11/02/11 à 10:46 - Mise à jour à 10:46

Source: Le Vif

Le torchon brûle entre la N-VA et un journaliste du quotidien français Libération. Jean Quatremer, correspondant en Belgique, n'a jamais pu obtenir l'entretien qu'il demandait avec Bart De Wever.

Polémique : la N-VA boycotte Libération

© Belga

La polémique a commencé mardi lorsque Jean Quatremer a publié un article intitulé "Autisme flamingant", sur son blog (l'un des les plus suivis en francophonie), dans lequel il explique comment ses demandes d'entretien avec Bart De Wever sont restées sans réponse.

"J'ai cherché, à plusieurs reprises, à rencontrer le leader de la N-VA, Bart De Wever. Plusieurs tentatives, en 2007, étaient restées vaines. (...) La crise durant depuis plus de neuf mois désormais, (...) j'ai décidé de demander, à nouveau, un entretien avec De Wever que je voulais publier sous forme de questions-réponses dans Libération", explique le journaliste sur son blog.

"Que Bart De Wever ne veuille pas répondre à une interview, c'est son droit, mais la plus élémentaire des politesses impose au minimum une réponse (...). Manifestement un journaliste français identifié comme un "ennemi de la cause flamande", selon l'expression de l'un des mes confrères belges, ne mérite pas la moindre considération", s'indigne-t-il.

La N-VA n'a pas été la seule à refuser toute interview, le CD&V aurait fait de même, selon le journaliste. Un entretien avec Kris Peeters ne lui aurait jamais été accordé tandis qu'il aurait rencontré plusieurs ministres francophones sans problème.

Selon Jean Quatremer, Libération n'est pas le seul journal français à se faire boycotter, le journal Le Monde serait traité de la même façon par les nationalistes.

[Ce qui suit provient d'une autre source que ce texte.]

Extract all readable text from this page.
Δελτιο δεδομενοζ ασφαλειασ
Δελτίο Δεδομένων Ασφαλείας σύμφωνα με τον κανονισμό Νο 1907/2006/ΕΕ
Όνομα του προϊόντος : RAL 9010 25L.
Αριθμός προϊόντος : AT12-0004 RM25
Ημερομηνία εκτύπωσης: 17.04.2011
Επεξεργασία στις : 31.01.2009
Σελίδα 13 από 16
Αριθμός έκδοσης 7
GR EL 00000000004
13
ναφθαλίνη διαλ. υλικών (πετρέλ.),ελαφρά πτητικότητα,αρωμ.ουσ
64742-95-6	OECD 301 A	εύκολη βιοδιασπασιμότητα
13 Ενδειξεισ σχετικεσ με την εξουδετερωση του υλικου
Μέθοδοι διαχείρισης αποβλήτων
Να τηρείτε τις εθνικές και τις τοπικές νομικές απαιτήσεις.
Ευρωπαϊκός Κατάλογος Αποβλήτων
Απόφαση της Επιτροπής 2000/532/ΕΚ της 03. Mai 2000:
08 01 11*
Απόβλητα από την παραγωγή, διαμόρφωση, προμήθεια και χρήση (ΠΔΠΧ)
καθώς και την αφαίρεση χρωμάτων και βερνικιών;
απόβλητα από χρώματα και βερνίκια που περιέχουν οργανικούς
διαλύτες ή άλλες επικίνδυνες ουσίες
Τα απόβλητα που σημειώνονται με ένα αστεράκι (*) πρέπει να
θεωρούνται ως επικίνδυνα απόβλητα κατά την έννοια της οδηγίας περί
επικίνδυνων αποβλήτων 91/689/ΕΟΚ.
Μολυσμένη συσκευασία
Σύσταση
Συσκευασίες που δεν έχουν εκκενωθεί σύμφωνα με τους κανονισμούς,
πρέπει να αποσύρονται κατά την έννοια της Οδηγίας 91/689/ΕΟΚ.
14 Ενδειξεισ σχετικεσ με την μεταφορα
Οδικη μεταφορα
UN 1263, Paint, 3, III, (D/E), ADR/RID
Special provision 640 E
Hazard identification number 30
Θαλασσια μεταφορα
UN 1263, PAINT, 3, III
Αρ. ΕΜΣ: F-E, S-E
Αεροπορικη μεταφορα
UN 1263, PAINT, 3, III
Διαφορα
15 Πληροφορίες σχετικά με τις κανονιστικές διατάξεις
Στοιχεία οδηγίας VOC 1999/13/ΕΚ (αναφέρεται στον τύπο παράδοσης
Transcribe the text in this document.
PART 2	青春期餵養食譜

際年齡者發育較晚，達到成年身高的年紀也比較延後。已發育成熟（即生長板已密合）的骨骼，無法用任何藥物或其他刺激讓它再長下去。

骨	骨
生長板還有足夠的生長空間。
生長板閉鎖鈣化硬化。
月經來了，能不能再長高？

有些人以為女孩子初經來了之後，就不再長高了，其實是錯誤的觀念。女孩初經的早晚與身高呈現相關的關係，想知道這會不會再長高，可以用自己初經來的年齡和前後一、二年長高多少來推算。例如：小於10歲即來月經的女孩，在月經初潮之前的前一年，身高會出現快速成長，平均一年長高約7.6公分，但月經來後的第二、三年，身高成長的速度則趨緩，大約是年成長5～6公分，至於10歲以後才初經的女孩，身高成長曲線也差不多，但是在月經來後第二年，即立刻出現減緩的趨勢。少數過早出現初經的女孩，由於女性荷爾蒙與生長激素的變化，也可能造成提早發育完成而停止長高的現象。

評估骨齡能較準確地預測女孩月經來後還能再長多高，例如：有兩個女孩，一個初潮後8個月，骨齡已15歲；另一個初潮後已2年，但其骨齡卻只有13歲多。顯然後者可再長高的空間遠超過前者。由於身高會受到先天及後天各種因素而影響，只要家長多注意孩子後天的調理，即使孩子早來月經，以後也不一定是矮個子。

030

"C'est en fait la manifestation d'un état d'esprit proche de l'autisme : tous ceux qui ne sont pas avec nous sont contre nous. Inquiétant pour l'avenir de ce pays. En tout cas, il sera difficile aux indépendantistes flamands de se plaindre de mauvais traitement médiatique dès lors qu'ils s'enferment dans leur tour d'ivoire", conclut-il dans son article de mardi.

Mais la polémique ne s'est pas arrêtée là. Le porte-parole de la N-VA Jeroen Overmeer a annoncé, dans une lettre écrite en néerlandais, que Jean Quatremer est en effet "indésirable à la N-VA" et que de ce fait, Libération ne se verra accorder aucune interview avec de Bart De Wever.

"Je me fais un devoir de vous livrer ce courrier glaçant (...) qui sonne comme un "avertissement sans frais"", commente le journaliste. Il a ainsi publié dans son entièreté la lettre su porte-parole sur son blog.

Jeroen Overmeer tente de justifier ce boycotte en reprochant à Jean Quatremer d'avoir comparé la périphérie de Bruxelles avec la situation de l'ex-Yougoslavie.

Il a notamment déclaré que les nationalistes "dirigent (le pays) vers une guerre ethnolinguistique qui rappelle les Balkans". Le porte-parole conclut sa lettre en assurant qu'il ne lui répondrait plus au correspondant. "Si vous m'appelez tout à l'heure, il y a très peu de chances que je décroche le téléphone. Vous pouvez donc vous épargnez cette peine."

Sur son blog, Jean Quatremer remet ses déclarations en contexte. Il conclut son article en affirmant que "la conception de la liberté de la presse et de la démocratie de Bart De Wever et de ses idées est pour le moins inquiétante et rappelle celle qui a cours dans les dictatures."